Karl Slatoff tells investors services like Xbox Game Pass will become the primary way games are consumed

The president of Grand Theft Auto and NBA 2K publisher Take-Two Interactive doubts that subscriptions are due to dramatically transform the games industry.

Karl Slatoff was among the Take-Two execs questioned during an earnings call that followed the publisher's latest financial results, which reported revenues of $841.1 million and net booking of almost $960 million.

According to Seeking Alpha's transcript, one caller asked the leaders for their thoughts on the subscription model, observing that -- while Microsoft in particular has pushed the model aggressively -- many avid consumers still only tend to play a few titles per year.

"I don't think our views have changed much. We're open minded," Slatoff replied. "We're highly skeptical that subscriptions will be the only way or the primary way that interactive entertainment is distributed.

"That's because of the way people consume it. And the price point for owning a title, which is very reasonable and very, very low, actually, on a per hour basis."

He added that subscriptions "can play a role in delivering catalogue" and notes Take-Two has supported multiple subscription services with previously released titles. Both GTA 5 and Red Dead Redemption 2, for example, have appeared for brief periods on Xbox Game Pass.

"I imagine we'll continue to do [that]," Slatoff continued. "At the end of the day, the consumer will decide and we will be where the consumer is."

Another caller brought up the rise of AAA franchises venturing into free-to-play on mobile, such as Call of Duty, and asked whether that's likely to happen for GTA or NBA 2K.

Chairman and CEO Strauss Zelnick said the company is "open-minded about our business model and... wouldn't rule out the possibility at some point."

"We deliver the highest quality experiences in the business and we charge much less for them than we believe they're worth to consumers," he said. "And then we deliver typically an ongoing component that is free. That's already a great deal of value at any monetisation -- of course, it's totally optional."

He added that he prefers this model, which he considers "tethered free-to-play," where people purchase a game like Grand Theft Auto and the online multiplayer is "effectively a free-to-play experience... that can go on for many years."

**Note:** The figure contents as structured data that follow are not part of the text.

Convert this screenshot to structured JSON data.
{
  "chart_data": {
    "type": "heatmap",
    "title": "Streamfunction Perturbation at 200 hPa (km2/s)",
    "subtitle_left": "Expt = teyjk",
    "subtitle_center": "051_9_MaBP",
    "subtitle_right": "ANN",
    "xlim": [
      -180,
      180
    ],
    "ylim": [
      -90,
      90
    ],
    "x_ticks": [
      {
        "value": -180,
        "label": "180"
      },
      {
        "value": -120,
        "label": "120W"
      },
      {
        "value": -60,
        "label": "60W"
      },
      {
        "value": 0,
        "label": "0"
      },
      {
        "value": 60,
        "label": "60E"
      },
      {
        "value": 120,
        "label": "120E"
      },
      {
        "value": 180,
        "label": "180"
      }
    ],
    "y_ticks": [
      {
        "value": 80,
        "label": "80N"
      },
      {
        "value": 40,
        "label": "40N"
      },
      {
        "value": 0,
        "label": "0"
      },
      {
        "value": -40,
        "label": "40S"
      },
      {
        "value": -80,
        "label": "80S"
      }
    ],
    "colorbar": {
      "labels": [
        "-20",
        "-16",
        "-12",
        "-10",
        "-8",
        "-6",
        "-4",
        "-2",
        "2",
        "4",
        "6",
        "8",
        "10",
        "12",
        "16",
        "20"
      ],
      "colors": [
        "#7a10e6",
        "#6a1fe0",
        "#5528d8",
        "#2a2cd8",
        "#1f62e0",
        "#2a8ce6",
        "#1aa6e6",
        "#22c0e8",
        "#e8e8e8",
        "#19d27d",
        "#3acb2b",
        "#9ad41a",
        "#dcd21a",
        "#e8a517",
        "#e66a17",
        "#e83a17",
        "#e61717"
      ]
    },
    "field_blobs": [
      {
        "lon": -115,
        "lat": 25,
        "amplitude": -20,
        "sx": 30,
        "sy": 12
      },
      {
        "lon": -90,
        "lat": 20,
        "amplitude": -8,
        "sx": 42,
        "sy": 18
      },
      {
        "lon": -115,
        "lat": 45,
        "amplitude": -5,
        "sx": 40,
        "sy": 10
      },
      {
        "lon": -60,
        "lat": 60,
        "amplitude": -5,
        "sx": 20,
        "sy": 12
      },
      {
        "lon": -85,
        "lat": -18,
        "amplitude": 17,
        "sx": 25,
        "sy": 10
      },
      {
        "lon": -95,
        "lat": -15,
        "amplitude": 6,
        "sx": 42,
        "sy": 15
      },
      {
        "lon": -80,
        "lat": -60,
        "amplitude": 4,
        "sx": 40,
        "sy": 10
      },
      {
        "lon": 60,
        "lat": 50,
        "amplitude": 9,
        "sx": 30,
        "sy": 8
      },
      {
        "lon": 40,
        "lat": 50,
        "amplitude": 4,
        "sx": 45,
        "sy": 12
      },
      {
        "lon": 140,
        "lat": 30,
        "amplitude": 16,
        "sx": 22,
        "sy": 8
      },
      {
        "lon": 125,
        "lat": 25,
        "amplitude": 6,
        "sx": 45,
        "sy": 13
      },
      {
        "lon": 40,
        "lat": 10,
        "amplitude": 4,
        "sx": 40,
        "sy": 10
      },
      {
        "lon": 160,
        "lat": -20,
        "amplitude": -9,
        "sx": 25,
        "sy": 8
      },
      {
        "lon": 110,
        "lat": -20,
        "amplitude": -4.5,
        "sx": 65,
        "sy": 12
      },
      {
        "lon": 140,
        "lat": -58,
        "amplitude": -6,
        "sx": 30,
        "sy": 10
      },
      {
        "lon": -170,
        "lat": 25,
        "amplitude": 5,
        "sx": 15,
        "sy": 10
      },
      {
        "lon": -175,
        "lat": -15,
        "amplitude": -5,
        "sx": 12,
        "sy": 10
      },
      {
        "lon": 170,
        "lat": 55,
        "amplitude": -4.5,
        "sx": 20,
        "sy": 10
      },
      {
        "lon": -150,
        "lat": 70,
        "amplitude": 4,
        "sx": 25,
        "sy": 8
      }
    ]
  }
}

"And unlike many sort of casual titles, the monetisation is not necessary to enjoy the experience it's an additional benefit," he continued. "There are no toll booths in any of our online games that are attached to our core games."

He recognised that, while some of Take-Two's competitors have taken console IP and created standalone mobile free-to-play games from them, "we have not done that yet [and] we have not announced any plans to do it."

When the subject of mobile games returned later in the call, Zelnick said: "It is not lost on us that the biggest hits in the mobile business are native to the mobile business. They're not based on licensed IP. They're not based on console IP. The biggest hits are native to the business."